Now look, I normally guide about three times a week. My best guesstimate is that six years of guiding would add up to about 17,000 walkers.

By the next morning, Elizabeth Crofts’ message had reached an audience of 17,000 people.

Let’s get that into perspective. 

The population of London at the time was about 100,000. So 17 per cent of Londoners heard her. And when you take away from the potential audience the old and infirm and housebound and desperately ill and tiny children it must have been nearly a third of Londoners able to hear her did so.

It took a few days but the imposture was finally discovered. The wall was pulled down. Elizabeth was arrested. They put her in Newgate prison. And then moved her to a lock-up in Bread Street.

She was a very lucky young woman. Speaking heresies and treasonable utterances – those were capital crimes. They could get you hanged. Or even worse, burned at. 
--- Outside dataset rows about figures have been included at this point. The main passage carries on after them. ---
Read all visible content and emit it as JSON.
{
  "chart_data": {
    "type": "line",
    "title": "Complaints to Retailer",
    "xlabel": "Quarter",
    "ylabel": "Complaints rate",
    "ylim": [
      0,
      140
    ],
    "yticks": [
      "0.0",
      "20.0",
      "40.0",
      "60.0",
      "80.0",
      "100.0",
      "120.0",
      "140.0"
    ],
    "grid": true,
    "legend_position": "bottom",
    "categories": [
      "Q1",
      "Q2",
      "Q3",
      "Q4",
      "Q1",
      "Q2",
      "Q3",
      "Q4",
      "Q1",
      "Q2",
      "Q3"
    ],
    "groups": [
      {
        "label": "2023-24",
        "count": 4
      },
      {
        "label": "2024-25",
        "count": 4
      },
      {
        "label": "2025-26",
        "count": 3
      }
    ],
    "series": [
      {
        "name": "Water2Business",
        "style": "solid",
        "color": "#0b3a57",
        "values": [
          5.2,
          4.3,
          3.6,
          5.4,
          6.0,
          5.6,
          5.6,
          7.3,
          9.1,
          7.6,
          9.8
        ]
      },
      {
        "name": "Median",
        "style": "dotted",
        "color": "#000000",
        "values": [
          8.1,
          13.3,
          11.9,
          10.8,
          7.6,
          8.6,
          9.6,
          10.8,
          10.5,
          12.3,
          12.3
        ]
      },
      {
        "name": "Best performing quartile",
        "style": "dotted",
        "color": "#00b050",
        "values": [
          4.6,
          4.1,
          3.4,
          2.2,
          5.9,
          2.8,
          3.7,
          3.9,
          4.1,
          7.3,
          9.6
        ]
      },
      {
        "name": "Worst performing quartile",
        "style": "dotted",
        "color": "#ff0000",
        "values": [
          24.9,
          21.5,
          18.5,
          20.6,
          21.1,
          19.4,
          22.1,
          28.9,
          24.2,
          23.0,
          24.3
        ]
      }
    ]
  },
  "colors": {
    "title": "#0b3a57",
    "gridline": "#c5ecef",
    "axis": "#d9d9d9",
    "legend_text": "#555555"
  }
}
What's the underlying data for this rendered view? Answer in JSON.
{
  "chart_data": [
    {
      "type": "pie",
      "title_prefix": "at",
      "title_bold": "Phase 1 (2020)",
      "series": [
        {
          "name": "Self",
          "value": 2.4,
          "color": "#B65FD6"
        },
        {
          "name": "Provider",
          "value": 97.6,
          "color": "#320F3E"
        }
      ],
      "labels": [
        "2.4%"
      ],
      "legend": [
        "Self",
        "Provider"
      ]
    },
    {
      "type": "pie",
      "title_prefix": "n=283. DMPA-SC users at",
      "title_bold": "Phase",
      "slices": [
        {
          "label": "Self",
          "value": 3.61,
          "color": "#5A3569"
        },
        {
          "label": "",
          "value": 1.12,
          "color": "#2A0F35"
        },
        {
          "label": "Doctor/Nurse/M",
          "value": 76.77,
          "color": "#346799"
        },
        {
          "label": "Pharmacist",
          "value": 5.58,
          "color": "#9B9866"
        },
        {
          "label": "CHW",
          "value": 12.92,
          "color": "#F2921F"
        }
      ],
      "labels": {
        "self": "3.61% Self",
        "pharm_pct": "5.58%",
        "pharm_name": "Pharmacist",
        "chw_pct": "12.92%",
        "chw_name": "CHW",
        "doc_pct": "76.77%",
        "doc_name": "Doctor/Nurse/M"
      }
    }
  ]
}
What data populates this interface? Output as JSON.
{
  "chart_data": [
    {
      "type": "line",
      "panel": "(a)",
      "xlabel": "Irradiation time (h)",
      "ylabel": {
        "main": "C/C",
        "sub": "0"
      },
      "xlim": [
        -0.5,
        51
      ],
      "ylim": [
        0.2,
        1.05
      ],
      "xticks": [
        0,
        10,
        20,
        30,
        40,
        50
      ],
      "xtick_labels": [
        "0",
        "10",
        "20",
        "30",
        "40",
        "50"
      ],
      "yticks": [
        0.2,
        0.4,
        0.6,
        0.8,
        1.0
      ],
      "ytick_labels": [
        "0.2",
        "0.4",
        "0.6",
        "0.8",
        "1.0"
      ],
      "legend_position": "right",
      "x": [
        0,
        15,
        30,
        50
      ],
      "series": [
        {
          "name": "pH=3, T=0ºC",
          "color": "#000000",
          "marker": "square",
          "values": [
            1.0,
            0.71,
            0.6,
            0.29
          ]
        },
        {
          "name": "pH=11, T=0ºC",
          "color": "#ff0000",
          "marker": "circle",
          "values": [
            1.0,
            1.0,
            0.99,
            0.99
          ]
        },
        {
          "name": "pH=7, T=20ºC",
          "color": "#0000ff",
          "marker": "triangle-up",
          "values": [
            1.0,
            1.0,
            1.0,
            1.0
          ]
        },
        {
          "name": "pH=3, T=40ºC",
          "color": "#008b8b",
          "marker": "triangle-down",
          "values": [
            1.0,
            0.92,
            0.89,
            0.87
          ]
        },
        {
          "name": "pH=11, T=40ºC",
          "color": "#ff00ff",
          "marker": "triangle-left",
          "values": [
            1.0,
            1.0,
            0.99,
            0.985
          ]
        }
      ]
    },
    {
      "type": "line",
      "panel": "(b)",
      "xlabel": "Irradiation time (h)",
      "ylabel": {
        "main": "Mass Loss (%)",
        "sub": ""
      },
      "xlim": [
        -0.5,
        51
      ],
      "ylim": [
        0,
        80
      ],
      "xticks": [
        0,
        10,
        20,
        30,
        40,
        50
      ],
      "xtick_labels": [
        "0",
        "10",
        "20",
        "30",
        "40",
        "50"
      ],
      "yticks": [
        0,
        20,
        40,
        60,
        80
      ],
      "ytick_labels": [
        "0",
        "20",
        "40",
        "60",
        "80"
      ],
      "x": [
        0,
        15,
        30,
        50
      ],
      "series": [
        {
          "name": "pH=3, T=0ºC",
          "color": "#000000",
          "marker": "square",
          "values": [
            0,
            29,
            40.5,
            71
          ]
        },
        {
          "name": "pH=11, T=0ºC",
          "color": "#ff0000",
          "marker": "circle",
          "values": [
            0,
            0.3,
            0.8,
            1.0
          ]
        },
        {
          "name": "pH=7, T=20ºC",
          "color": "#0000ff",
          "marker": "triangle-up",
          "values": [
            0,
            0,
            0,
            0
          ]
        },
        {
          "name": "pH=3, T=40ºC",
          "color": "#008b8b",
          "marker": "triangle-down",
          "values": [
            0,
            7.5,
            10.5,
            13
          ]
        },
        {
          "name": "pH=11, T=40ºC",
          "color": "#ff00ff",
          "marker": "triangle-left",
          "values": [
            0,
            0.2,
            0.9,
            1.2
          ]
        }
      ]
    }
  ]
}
In due course – the next summer – Elizabeth Crofts was frogmarched to Paul’s Cross – outside St Paul’s – to answer her accusers and atone for her sin.

She ‘fessed up. Owned up to offending God and the Queen’s Majesty. With much of London looking on, she said she was a gazing stock to the whole world to my great shame.”

And she sang like a canary. She denounced her accomplices. Or they may have been her corrupters. We don’t know. She may have just been an impressionable young woman who was persuaded to be the invisible spirit and say what she said. Or she may have been paid. We don’t know. For that matter, we don’t know what her religious views were. 

Having confessed and hung down her head in shame – and named names – she was taken back to prison. But not for long. She was soon released. 

And indeed it looks as though her collaborators also got off lucky. One of them was pilloried. But that was getting off lightly. He and his fellows easily could have earned themselves a death sentence.

Young Elizabeth – the bird in the wall – was never held fully responsible for her actions. She was 18 years old. She was just a kid. Londoners wanted to believe that she had been led astray. Or perhaps was mad.

And that’s all we know about Elizabeth Crofts. Her doing her bird in the wall number on March 14th and March 15th and then fessing up on that day in July, that was, to use Andy Warhol’s term, her fifteen minutes of fame. 

But the episode is important to historians because Aldersgate was a part of London that had a significant reformist population. The public response to what was a pretty obvious attempt to undermine the church and the crown is a measure, for historians, of how widespread those feelings were in the capital, how deep they ran, how much purchase they had.

How did I know you’d prefer going back to the 1550s and meeting Elizabeth Crofts to taking part in Karl Marx’s deathwatch – a little bird told me.

And on that note, good night from London. See you tomorrow.